ELSI's crusade against genetic reductionism hasn't escaped the notice of Collins, who in 1995 wrote in the Proceedings of the National Academy of Science that publications about complex traits, however tentatively worded they may be, can easily be misinterpreted to deemphasize the role of social and environmental factors. In an assessment of the Human Genome Project to date, Collins wrote that the project "will need to foster a better understanding of the meaning of human genetic variation among members of the public and the professions, and expand its efforts to propose policy initiatives designed to prevent genetic stigmatization, discrimination, and other misinterpretation or misuse of genetic information." So even though it may sometimes speak through the voice of Francis Collins, ELSI is being heard.

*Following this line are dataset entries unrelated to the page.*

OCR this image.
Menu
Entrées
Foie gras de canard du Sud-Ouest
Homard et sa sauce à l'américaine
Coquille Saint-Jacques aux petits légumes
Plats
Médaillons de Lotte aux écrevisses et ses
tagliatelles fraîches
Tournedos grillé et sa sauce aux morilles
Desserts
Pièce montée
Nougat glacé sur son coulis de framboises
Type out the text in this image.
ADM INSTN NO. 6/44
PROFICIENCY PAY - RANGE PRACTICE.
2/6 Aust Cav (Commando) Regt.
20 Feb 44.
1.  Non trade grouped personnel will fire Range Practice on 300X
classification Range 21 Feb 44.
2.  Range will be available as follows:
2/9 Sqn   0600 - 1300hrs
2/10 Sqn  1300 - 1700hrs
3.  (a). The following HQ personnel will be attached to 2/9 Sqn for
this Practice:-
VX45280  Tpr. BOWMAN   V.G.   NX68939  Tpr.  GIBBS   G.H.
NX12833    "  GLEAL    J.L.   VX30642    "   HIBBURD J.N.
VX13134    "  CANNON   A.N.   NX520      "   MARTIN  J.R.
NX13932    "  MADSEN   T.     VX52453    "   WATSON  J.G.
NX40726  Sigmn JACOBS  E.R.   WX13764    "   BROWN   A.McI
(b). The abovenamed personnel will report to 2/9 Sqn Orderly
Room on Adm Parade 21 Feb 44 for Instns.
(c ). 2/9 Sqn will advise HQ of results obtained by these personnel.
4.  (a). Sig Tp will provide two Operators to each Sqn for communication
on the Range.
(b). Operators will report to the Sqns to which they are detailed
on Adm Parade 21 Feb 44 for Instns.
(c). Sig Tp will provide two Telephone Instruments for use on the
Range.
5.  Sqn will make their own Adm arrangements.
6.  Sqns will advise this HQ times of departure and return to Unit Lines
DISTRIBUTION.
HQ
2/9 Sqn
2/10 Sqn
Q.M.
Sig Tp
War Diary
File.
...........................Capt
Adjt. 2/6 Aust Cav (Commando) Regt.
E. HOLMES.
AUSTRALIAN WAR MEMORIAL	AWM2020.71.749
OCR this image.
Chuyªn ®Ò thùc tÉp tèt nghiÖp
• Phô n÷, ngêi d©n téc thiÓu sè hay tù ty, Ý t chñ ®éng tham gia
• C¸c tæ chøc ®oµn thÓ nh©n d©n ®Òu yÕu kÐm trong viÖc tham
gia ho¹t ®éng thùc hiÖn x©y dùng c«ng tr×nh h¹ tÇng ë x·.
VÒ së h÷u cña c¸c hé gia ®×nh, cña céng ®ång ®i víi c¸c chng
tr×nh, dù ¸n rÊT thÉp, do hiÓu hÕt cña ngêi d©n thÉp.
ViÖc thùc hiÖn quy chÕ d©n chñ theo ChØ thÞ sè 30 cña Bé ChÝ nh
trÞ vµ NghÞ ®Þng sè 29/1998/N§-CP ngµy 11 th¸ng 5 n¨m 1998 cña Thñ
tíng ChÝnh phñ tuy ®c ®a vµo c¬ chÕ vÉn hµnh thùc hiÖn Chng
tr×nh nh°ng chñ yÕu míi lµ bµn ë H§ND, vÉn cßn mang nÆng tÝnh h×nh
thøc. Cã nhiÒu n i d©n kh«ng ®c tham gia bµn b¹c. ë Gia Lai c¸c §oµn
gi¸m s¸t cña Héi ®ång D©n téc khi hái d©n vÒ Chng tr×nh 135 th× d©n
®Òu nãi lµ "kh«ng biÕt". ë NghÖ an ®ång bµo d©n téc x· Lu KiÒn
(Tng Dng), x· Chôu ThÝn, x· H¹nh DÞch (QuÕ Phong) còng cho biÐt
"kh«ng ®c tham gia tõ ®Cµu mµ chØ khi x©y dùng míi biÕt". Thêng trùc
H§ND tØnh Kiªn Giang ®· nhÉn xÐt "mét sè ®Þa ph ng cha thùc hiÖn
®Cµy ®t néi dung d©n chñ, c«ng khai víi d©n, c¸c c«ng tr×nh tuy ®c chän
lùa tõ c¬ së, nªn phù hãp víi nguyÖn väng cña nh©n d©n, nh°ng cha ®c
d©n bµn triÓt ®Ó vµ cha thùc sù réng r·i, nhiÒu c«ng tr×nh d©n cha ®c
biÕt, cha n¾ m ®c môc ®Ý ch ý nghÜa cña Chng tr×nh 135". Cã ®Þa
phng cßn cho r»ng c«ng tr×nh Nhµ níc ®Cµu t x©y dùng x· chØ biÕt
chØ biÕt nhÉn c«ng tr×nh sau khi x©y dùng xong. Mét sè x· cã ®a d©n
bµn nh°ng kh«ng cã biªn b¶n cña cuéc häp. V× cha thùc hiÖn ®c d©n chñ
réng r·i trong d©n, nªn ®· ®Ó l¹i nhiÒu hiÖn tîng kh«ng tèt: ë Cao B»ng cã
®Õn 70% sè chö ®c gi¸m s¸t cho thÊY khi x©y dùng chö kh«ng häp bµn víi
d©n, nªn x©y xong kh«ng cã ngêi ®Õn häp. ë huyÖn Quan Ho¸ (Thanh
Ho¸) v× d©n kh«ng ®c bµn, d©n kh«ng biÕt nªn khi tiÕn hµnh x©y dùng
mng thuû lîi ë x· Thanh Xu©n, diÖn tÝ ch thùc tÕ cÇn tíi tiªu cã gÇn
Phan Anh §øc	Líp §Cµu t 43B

Of course, there's a major downside to the new genetics paradigm ELSI promotes. For while the new complexity may run sociobiologists out of town, it also means the project offers diminishing hope for the sick-less predictability, after all, means less understanding and fewer immediate results in the form of medical treatment. "Expectations that new therapies will quickly grow out of genetic research have been a bit overblown," says Robert Weinberg, a molecular biologist at MIT's Whitehead Institute. It had been hoped that once a disease gene was isolated, scientists could figure out the proteins it coded for, and from there sleuth out biological misfires. But it turns out that, because of the complex interplay of effects, knowing the gene's chemistry won't provide a systematic shortcut to disease cures. In the short term, the main products stemming from the genome project are the diagnostic tests arising from the isolation of genes. And since these tests are of limited value, part of ELSI's job is to instill a little humility in the scientists who create them.